Carlos Gomez: Keep Or Move On?

With the turn of the calendar to May, this is the time when your fantasy baseball team’s outlook starts to become a bit more clear. Slow starts begin to look like trends. That hot first week has normalized. This is actually the trickiest time in Fantasy Baseball. On one hand, you see your team close to the bottom of the standings. On the other, it’s still early. This is especially difficult to judge in the “only” leagues, American League or National League only. The American League player pool has a bunch of power-speed threats like Mookie Betts, Carlos Correa, and Todd Frazier. Even Jose Altuve has joined this list, adding a surprising 9 home runs to the early start of his season. There may not be too many 40+ stolen base threats, but there were a bunch of players who had the potential to make a difference in each of the four categories.

The Bounce Back Isn’t Bouncing

One player who was still pretty high on draft lists was Carlos Gomez of the Houston Astros. The 30 year old outfielder was coming off a very disappointing 2015 season that saw him hit .255/.314/.409 with 12 home runs, 56 RBI, and 17 stolen bases. That was a far cry from the player who averaged .277/.336/.483 with 22 home runs, 66 RBI, and 37 stolen bases the three previous seasons. Gomez suffered through an injury plagued 2015 season that likely sunk most fantasy teams as Gomez was going in the first round of most drafts or going for a high auction price.

This winter, it seemed that Gomez would be a great candidate to bounce back from that poor season. Along with better health, Gomez was heading into his walk year on a team that seemed to have a deep lineup that offered plenty of protection. Everything pointed towards Gomez getting closer to the player he was just two seasons ago.

Like his team, Gomez is off to an awful start. In 24 games, he is batting .227/.253/.318 with 0 home runs, 4 RBI, and 2 stolen bases.
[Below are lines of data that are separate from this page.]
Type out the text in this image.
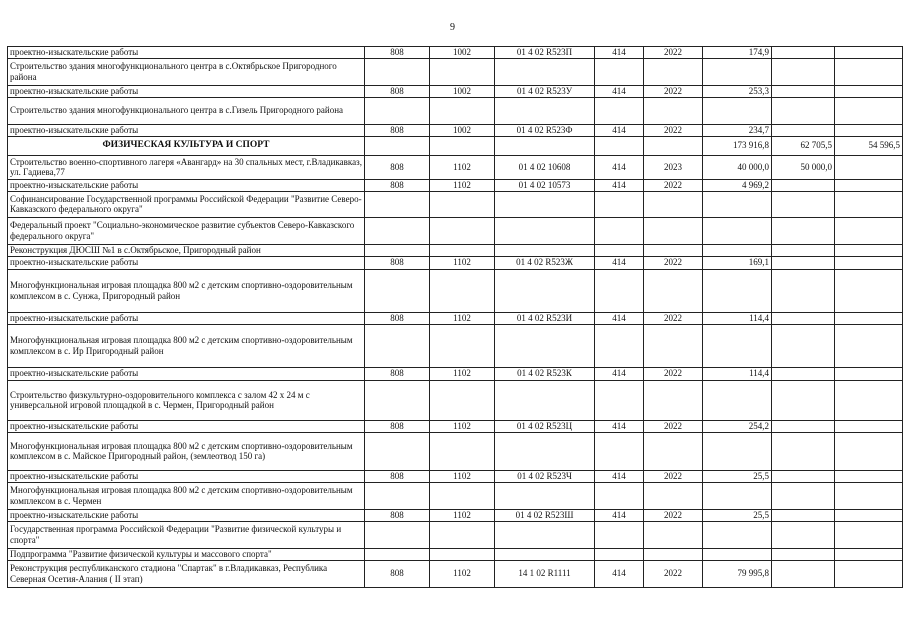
9
проектно-изыскательские работы	808	1002	01 4 02 R523П	414	2022	174,9		
Строительство здания многофункционального центра в с.Октябрьское Пригородного района								
проектно-изыскательские работы	808	1002	01 4 02 R523У	414	2022	253,3		
Строительство здания многофункционального центра в с.Гизель Пригородного района								
проектно-изыскательские работы	808	1002	01 4 02 R523Ф	414	2022	234,7		
ФИЗИЧЕСКАЯ КУЛЬТУРА И СПОРТ						173 916,8	62 705,5	54 596,5
Строительство военно-спортивного лагеря «Авангард» на 30 спальных мест, г.Владикавказ, ул. Гадиева,77	808	1102	01 4 02 10608	414	2023	40 000,0	50 000,0	
проектно-изыскательские работы	808	1102	01 4 02 10573	414	2022	4 969,2		
Софинансирование Государственной программы Российской Федерации "Развитие Северо-Кавказского федерального округа"								
Федеральный проект "Социально-экономическое развитие субъектов Северо-Кавказского федерального округа"								
Реконструкция ДЮСШ №1 в с.Октябрьское, Пригородный район								
проектно-изыскательские работы	808	1102	01 4 02 R523Ж	414	2022	169,1		
Многофункциональная игровая площадка 800 м2 с детским спортивно-оздоровительным комплексом в с. Сунжа, Пригородный район								
проектно-изыскательские работы	808	1102	01 4 02 R523И	414	2022	114,4		
Многофункциональная игровая площадка 800 м2 с детским спортивно-оздоровительным комплексом в с. Ир Пригородный район								
проектно-изыскательские работы	808	1102	01 4 02 R523К	414	2022	114,4		
Строительство физкультурно-оздоровительного комплекса с залом 42 х 24 м с универсальной игровой площадкой в с. Чермен, Пригородный район								
проектно-изыскательские работы	808	1102	01 4 02 R523Ц	414	2022	254,2		
Многофункциональная игровая площадка 800 м2 с детским спортивно-оздоровительным комплексом в с. Майское Пригородный район, (землеотвод 150 га)								
проектно-изыскательские работы	808	1102	01 4 02 R523Ч	414	2022	25,5		
Многофункциональная игровая площадка 800 м2 с детским спортивно-оздоровительным комплексом в с. Чермен								
проектно-изыскательские работы	808	1102	01 4 02 R523Ш	414	2022	25,5		
Государственная программа Российской Федерации "Развитие физической культуры и спорта"								
Подпрограмма "Развитие физической культуры и массового спорта"								
Реконструкция республиканского стадиона "Спартак" в г.Владикавказ, Республика Северная Осетия-Алания ( II этап)	808	1102	14 1 02 R1111	414	2022	79 995,8		
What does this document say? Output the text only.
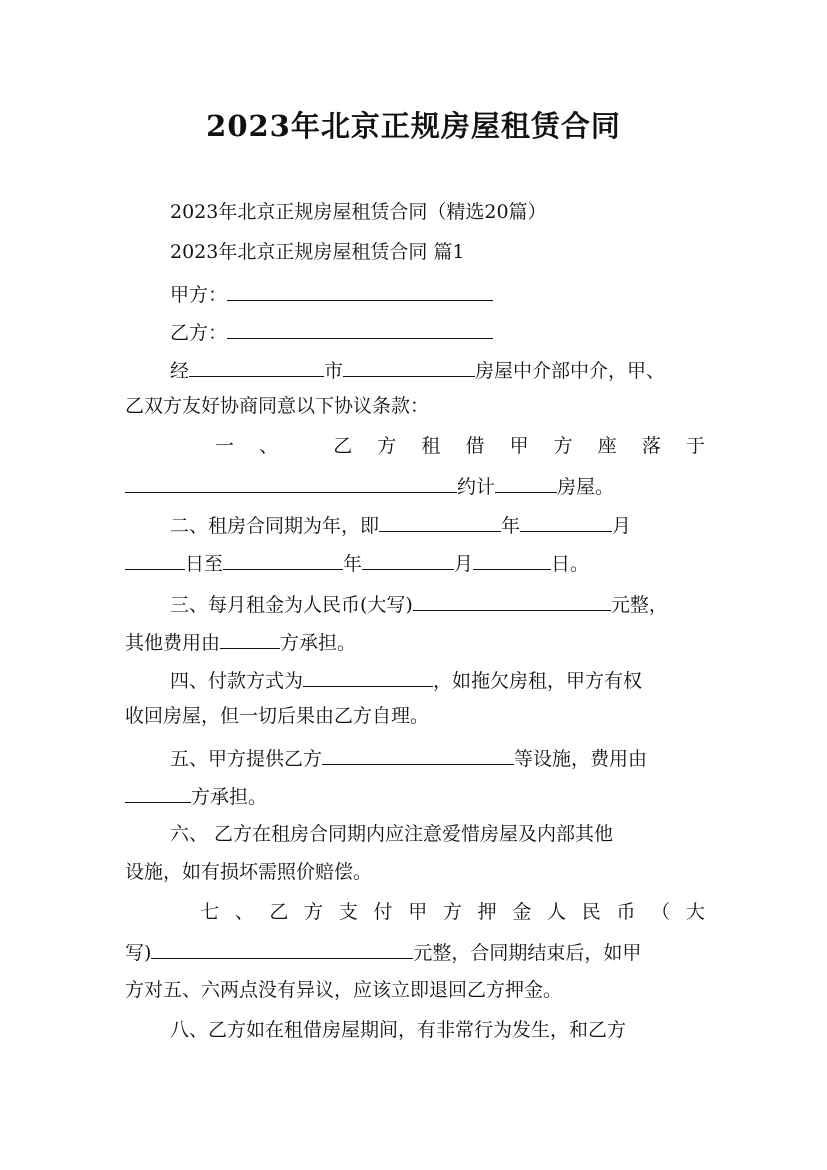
2023年北京正规房屋租赁合同
2023年北京正规房屋租赁合同（精选20篇）
2023年北京正规房屋租赁合同 篇1
甲方：
乙方：
经	市	房屋中介部中介，甲、
乙双方友好协商同意以下协议条款：
一 、	乙 方 租 借 甲 方 座 落 于
约计	房屋。
二、租房合同期为年，即	年	月
日至	年	月	日。
三、每月租金为人民币(大写)	元整，
其他费用由	方承担。
四、付款方式为	，如拖欠房租，甲方有权
收回房屋，但一切后果由乙方自理。
五、甲方提供乙方	等设施，费用由
方承担。
六、 乙方在租房合同期内应注意爱惜房屋及内部其他
设施，如有损坏需照价赔偿。
七 、 乙 方 支 付 甲 方 押 金 人 民 币 （ 大
写)	元整，合同期结束后，如甲
方对五、六两点没有异议，应该立即退回乙方押金。
八、乙方如在租借房屋期间，有非常行为发生，和乙方
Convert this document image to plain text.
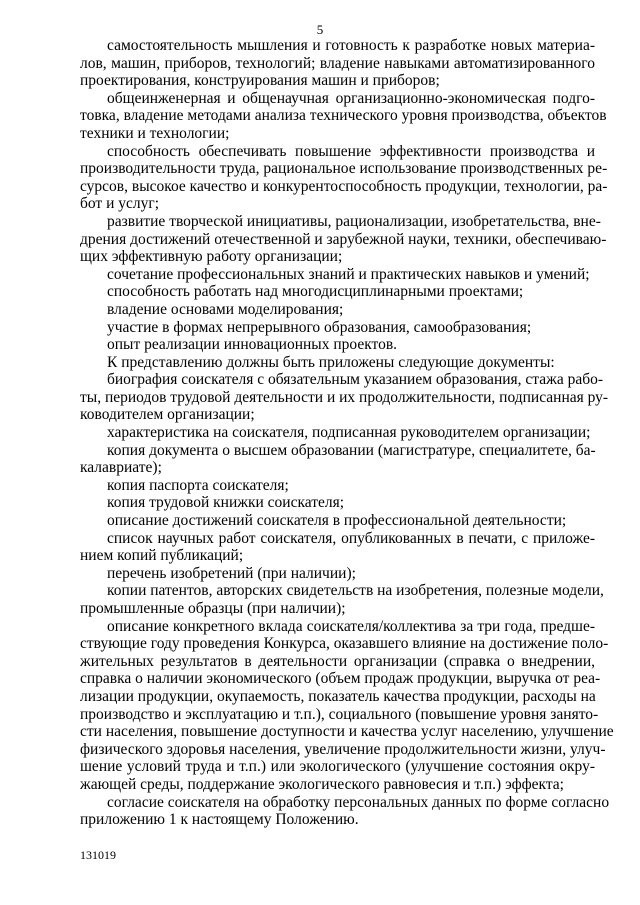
5
самостоятельность мышления и готовность к разработке новых материа-
лов, машин, приборов, технологий; владение навыками автоматизированного
проектирования, конструирования машин и приборов;
общеинженерная и общенаучная организационно-экономическая подго-
товка, владение методами анализа технического уровня производства, объектов
техники и технологии;
способность обеспечивать повышение эффективности производства и
производительности труда, рациональное использование производственных ре-
сурсов, высокое качество и конкурентоспособность продукции, технологии, ра-
бот и услуг;
развитие творческой инициативы, рационализации, изобретательства, вне-
дрения достижений отечественной и зарубежной науки, техники, обеспечиваю-
щих эффективную работу организации;
сочетание профессиональных знаний и практических навыков и умений;
способность работать над многодисциплинарными проектами;
владение основами моделирования;
участие в формах непрерывного образования, самообразования;
опыт реализации инновационных проектов.
К представлению должны быть приложены следующие документы:
биография соискателя с обязательным указанием образования, стажа рабо-
ты, периодов трудовой деятельности и их продолжительности, подписанная ру-
ководителем организации;
характеристика на соискателя, подписанная руководителем организации;
копия документа о высшем образовании (магистратуре, специалитете, ба-
калавриате);
копия паспорта соискателя;
копия трудовой книжки соискателя;
описание достижений соискателя в профессиональной деятельности;
список научных работ соискателя, опубликованных в печати, с приложе-
нием копий публикаций;
перечень изобретений (при наличии);
копии патентов, авторских свидетельств на изобретения, полезные модели,
промышленные образцы (при наличии);
описание конкретного вклада соискателя/коллектива за три года, предше-
ствующие году проведения Конкурса, оказавшего влияние на достижение поло-
жительных результатов в деятельности организации (справка о внедрении,
справка о наличии экономического (объем продаж продукции, выручка от реа-
лизации продукции, окупаемость, показатель качества продукции, расходы на
производство и эксплуатацию и т.п.), социального (повышение уровня занято-
сти населения, повышение доступности и качества услуг населению, улучшение
физического здоровья населения, увеличение продолжительности жизни, улуч-
шение условий труда и т.п.) или экологического (улучшение состояния окру-
жающей среды, поддержание экологического равновесия и т.п.) эффекта;
согласие соискателя на обработку персональных данных по форме согласно
приложению 1 к настоящему Положению.
131019
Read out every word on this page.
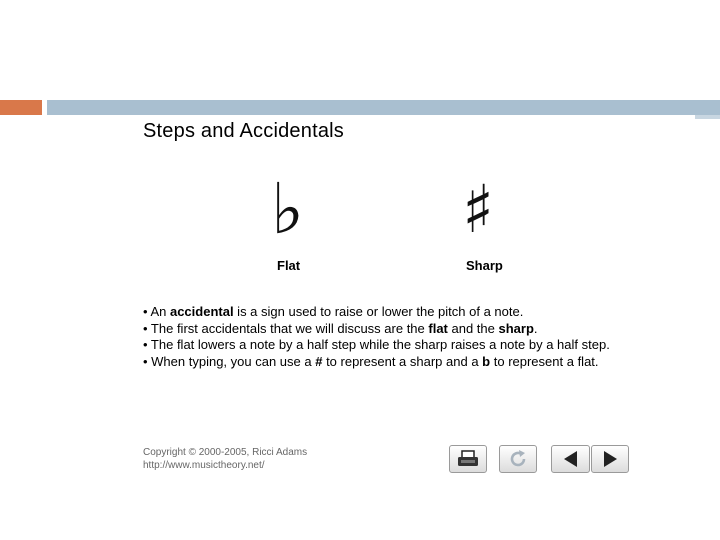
Steps and Accidentals
♭
Flat
♯
Sharp

• An accidental is a sign used to raise or lower the pitch of a note.

• The first accidentals that we will discuss are the flat and the sharp.

• The flat lowers a note by a half step while the sharp raises a note by a half step.

• When typing, you can use a # to represent a sharp and a b to represent a flat.

Copyright © 2000-2005, Ricci Adams
http://www.musictheory.net/
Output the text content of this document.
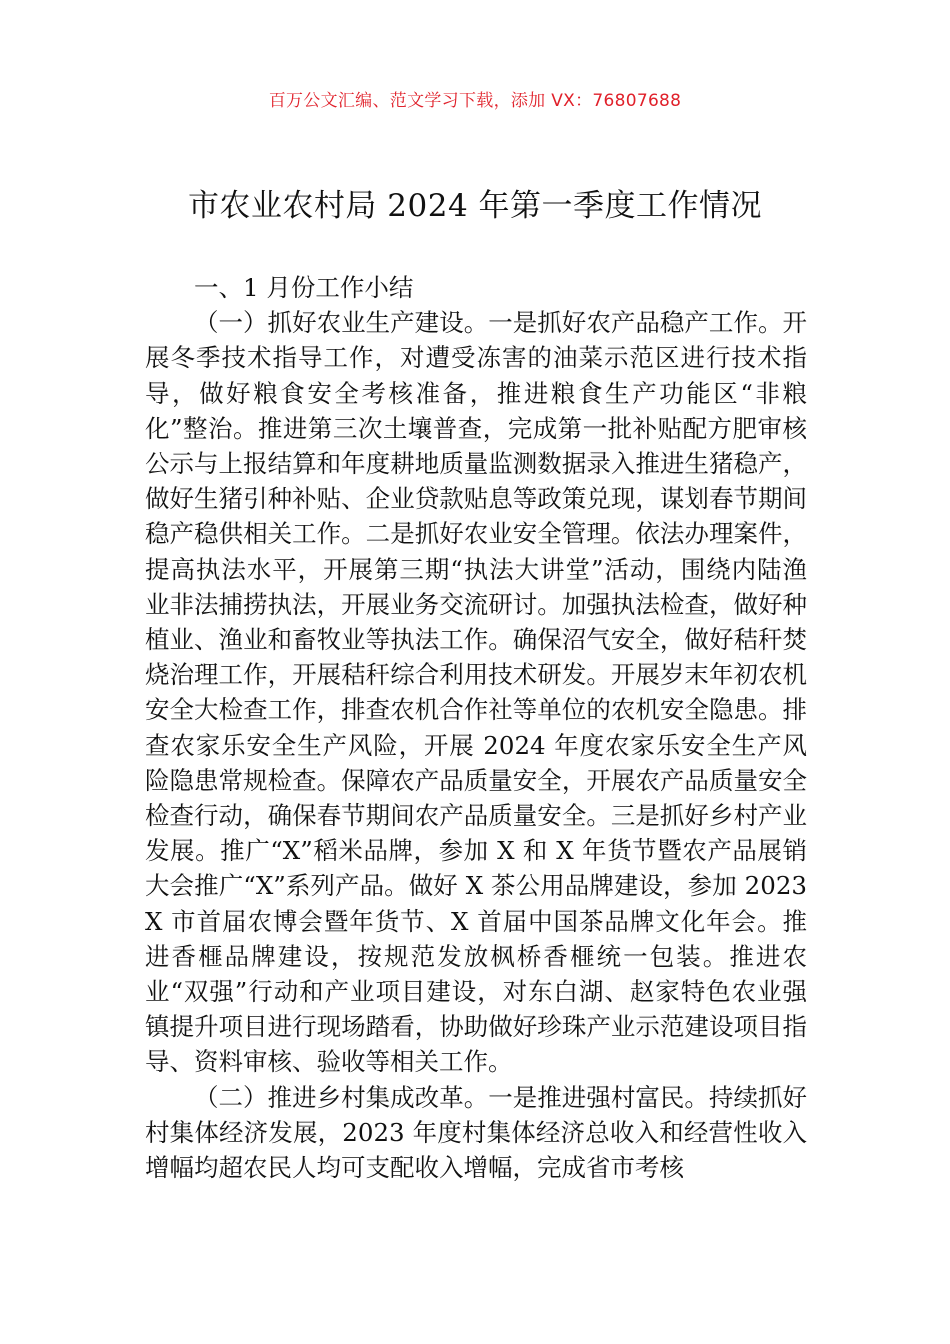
百万公文汇编、范文学习下载，添加 VX：76807688
市农业农村局 2024 年第一季度工作情况

一、1 月份工作小结

（一）抓好农业生产建设。一是抓好农产品稳产工作。开展冬季技术指导工作，对遭受冻害的油菜示范区进行技术指导，做好粮食安全考核准备，推进粮食生产功能区“非粮化”整治。推进第三次土壤普查，完成第一批补贴配方肥审核公示与上报结算和年度耕地质量监测数据录入推进生猪稳产，做好生猪引种补贴、企业贷款贴息等政策兑现，谋划春节期间稳产稳供相关工作。二是抓好农业安全管理。依法办理案件，提高执法水平，开展第三期“执法大讲堂”活动，围绕内陆渔业非法捕捞执法，开展业务交流研讨。加强执法检查，做好种植业、渔业和畜牧业等执法工作。确保沼气安全，做好秸秆焚烧治理工作，开展秸秆综合利用技术研发。开展岁末年初农机安全大检查工作，排查农机合作社等单位的农机安全隐患。排查农家乐安全生产风险，开展 2024 年度农家乐安全生产风险隐患常规检查。保障农产品质量安全，开展农产品质量安全检查行动，确保春节期间农产品质量安全。三是抓好乡村产业发展。推广“X”稻米品牌，参加 X 和 X 年货节暨农产品展销大会推广“X”系列产品。做好 X 茶公用品牌建设，参加 2023 X 市首届农博会暨年货节、X 首届中国茶品牌文化年会。推进香榧品牌建设，按规范发放枫桥香榧统一包装。推进农业“双强”行动和产业项目建设，对东白湖、赵家特色农业强镇提升项目进行现场踏看，协助做好珍珠产业示范建设项目指导、资料审核、验收等相关工作。

（二）推进乡村集成改革。一是推进强村富民。持续抓好村集体经济发展，2023 年度村集体经济总收入和经营性收入增幅均超农民人均可支配收入增幅，完成省市考核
His strikeout rate is up nearly 10 percent more (30.8 percent) and his walk rate is at an all-time low 2.2 percent. His hard contact rate is down nearly 8 percent, while his soft contact rate is up 5 percent. Overall, his contact rate on pitches thrown for strikes is down 8 percent from his career average. He’s getting ripped in the local newspapers and is becoming somewhat of a scapegoat for the Astros’ poor start. Gomez was poor last season, but right now, he is likely the anchor keeping many fantasy teams in the second division.

What To Do: Keep

You can’t trade Carlos Gomez right now because he likely has negative value in any league, even in AL-Only leagues. There is a bit of hope in that Gomez is just getting back from rib cage soreness. In his return on Tuesday, he went 2 for 3 with 2 doubles and a run scored. He followed that up with another double the next night and 3 RBI. The extra base hits offer a little hope that he is over the rib injury. Historically, May is Gomez’s best power month so perhaps the home runs will follow. And, looking at his strikeout rates, walk rates, and swing and miss rates, they are so far from his norm that this could all just be a poor month in a collection of poor Houston Astros players’ months.

Unless someone in your league truly believes that Gomez is going to be a star, you are better off hanging on to Gomez with re-calibrated expectations. Gomez is no longer the player he was from 2012 through 2014. But, he is still the type of fantasy baseball player who can be an above average asset. He will hit some home runs and steal some bases. The Astros will have an offensive tear that will help with runs scored. Gomez may be the next in line to be called the Dan Gladden type player. Keep him and get some value in each category.

The ‘Dan Gladden’ Player?

Dan Gladden was an outfielder for the Giants, Twins, and Tigers from 1983 through 1993. He wasn’t a star, but he was a player who averaged .265/.320/.375 with 68 runs scored, 7 home runs, 65 RBI, and 25 stolen bases during his prime years. He was typically a cheap addition at the end of a fantasy draft and would be one of those guys who gave good production at a very cheap price. My father, who started our fantasy baseball league in 1985–it was Rotisserie Baseball back then–dubbed Gladden “Mr. Rotisserie”. Every fantasy championship team has someone like Dan Gladden on it. It’s that one player who gives a little in each category.

Carlos Gomez entered this season with far too high expectations to be considered the Dan Gladden type player. But, at this point, he will likely settle into a couple of seasons of being Mr. Rotisserie. For this season, it’s just about salvaging some value from him. Next season, he’ll come cheaper, which will enhance the value of someone who will hit in neighborhood of .260 with 12 home runs, and steal 15 bases. He’s no longer a star or a building block for a fantasy team, but that doesn’t mean he can’t be valuable.